Note: To set up Codex as an admin, you must have GitHub access to the repositories

commonly used across your organization. If you don’t have the necessary access, you’ll need to collaborate with someone on your Engineering team who does.

Enterprise-ready security

Codex automatically supports all ChatGPT Enterprise security features, including:

  • Data Retention & Residency compliance

  • Inclusion in Compliance APIs

  • No training on your data—ever

Prerequisites

Codex currently supports GitHub (cloud-hosted) as its source code management system. To get started, you’ll likely need Admin access to your organization’s GitHub environment.

Setup

Enable Codex in workspace settings

Start by toggling Codex ON for your organization.

You’ll find the toggle under Manage Workspace > Settings. Once enabled, users can access Codex directly from the left-hand navigation panel in ChatGPT.

⚠️ Please note: After you toggle Codex to ON in your Enterprise workspace settings, it will take around 10 mins for the Codex UI element to populate in ChatGPT.

Setup your your first environment

  1. Navigate to Codex and click Get Started to begin onboarding.

  2. Click Connect to GitHub to start installation of the ChatGPT GitHub Connector if you have not already connected to GitHub with ChatGPT.

    • Authorize the ChatGPT Connector for your user

    • Choose your installation target for the ChatGPT Connector (typically your main organization)

    • Authorize the repositories you’d like to enable to connect to Codex (may require a GitHub admin to approve).

  3. Create your first environment by selecting the repository most relevant to your developers. Don’t worry, you can always add more later. Then click Create Environment

  4. Codex will suggest starter tasks (e.g. writing tests, fixing bugs, exploring code) that can run concurrently; click Start Tasks button to kick them off.

You have now created your first environment. Individuals who connect to GitHub will now be able to create tasks using this environment and users who are authorized for the relevant repository will have the ability to push pull requests generated from their tasks.

Connect additional GitHub repositories with Codex

  1. Click the Environments button or open the environment selector and click Manage Environments.

  2. Click the Create Environment button

  3. Select the environment you’d like to connect to this environment

  4. Give the environment an easy to grok name and description.
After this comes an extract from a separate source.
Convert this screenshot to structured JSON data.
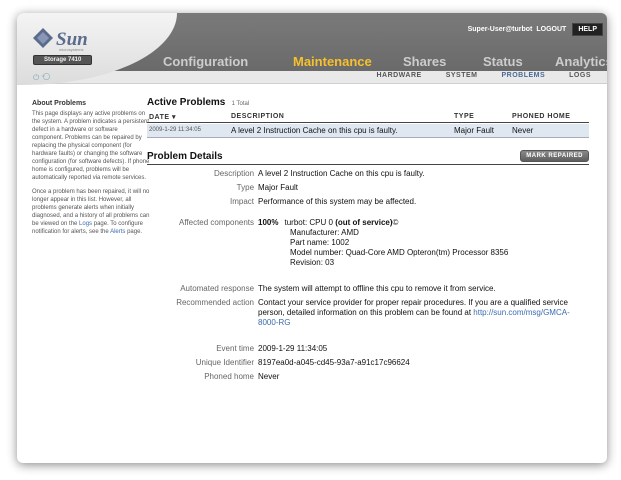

  5. Select the environment visibility

  6. Click the Create Environment button

Note: We strongly recommend that you do not perform any advanced configuration until you have been using Codex with the basic environment configuration for at least a month. After you understand Codex’s out-of-the-box performance and are ready to make optimizations you can use the advanced configuration to make adjustments to help potentially boost performance. View our docs to learn more.
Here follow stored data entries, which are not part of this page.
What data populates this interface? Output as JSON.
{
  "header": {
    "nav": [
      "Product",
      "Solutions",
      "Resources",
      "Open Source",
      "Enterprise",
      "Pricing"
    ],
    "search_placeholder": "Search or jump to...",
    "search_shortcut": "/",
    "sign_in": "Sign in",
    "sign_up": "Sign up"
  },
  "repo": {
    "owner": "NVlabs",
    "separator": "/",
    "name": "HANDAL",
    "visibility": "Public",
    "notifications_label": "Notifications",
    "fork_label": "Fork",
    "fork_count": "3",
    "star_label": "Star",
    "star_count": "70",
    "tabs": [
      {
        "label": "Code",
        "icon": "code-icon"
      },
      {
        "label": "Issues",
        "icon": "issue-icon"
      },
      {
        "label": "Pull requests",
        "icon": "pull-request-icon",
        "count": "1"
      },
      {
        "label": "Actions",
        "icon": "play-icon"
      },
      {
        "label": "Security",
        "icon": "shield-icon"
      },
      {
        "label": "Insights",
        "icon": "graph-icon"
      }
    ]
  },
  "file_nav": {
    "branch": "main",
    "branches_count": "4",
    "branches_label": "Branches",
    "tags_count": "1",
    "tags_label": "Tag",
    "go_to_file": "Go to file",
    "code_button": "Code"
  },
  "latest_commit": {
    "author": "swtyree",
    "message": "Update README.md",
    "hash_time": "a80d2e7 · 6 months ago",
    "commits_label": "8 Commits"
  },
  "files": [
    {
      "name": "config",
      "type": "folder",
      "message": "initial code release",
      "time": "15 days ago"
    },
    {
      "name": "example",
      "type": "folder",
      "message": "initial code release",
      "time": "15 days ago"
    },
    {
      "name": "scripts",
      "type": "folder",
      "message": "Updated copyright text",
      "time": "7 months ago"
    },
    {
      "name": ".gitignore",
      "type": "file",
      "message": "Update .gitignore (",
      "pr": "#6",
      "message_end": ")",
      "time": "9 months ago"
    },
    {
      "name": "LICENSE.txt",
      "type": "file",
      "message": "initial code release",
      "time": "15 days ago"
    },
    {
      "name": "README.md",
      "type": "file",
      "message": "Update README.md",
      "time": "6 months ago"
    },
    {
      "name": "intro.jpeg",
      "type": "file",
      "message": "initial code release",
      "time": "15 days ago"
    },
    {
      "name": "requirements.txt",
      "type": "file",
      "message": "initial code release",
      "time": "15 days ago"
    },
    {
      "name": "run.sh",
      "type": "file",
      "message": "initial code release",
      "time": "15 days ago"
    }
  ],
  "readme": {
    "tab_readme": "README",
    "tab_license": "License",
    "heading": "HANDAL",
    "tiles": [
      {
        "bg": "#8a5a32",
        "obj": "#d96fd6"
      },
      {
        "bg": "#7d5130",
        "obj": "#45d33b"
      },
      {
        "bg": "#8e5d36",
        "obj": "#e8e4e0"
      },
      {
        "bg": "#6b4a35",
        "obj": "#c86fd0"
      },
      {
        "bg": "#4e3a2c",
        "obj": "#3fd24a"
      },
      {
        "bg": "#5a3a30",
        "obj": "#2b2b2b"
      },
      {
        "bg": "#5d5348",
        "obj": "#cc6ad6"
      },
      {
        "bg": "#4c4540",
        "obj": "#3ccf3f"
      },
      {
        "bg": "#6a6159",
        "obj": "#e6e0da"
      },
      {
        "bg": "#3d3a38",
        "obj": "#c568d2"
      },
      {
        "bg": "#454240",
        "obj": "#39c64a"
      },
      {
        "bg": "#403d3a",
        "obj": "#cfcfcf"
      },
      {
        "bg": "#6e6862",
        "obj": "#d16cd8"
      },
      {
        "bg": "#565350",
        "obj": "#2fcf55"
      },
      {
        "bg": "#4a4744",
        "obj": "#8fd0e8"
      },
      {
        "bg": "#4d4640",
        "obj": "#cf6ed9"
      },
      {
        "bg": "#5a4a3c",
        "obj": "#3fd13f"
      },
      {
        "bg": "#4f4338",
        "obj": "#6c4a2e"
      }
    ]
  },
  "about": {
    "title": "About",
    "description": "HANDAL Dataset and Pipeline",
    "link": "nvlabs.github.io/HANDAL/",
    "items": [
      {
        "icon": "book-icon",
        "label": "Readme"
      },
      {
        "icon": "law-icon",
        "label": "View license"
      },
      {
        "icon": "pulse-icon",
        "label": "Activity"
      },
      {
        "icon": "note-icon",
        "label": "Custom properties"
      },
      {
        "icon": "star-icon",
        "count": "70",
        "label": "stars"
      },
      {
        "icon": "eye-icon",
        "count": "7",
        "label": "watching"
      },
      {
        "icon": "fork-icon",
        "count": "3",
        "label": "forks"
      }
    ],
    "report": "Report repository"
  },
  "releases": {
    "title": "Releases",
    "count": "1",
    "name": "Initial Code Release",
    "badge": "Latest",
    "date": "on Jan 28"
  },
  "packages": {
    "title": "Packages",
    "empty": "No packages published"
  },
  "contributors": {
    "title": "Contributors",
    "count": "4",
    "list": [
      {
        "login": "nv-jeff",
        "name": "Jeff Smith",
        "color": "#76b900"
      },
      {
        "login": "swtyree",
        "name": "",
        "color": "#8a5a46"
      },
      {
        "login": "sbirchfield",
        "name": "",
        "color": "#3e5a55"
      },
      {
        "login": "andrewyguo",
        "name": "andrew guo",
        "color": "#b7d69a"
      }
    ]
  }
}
Help an end user get started with Codex

The following are instructions you can share with your end users on how to get started using Codex:

  1. Navigate to Codex in the left-hand panel.

  2. Click the Connect to GitHub button inside of the prompt composer if not already connected

    • Authenticate into GitHub

  3. The user is now able to use publicly shared environments or create their own environment.

  4. Try getting started with a task using both Ask and Code mode, here is something you can try:

    • Ask mode: What bugs do I have?

    • Code mode: In {project_name}, create unit tests for code with zero coverage, following our existing test pattern.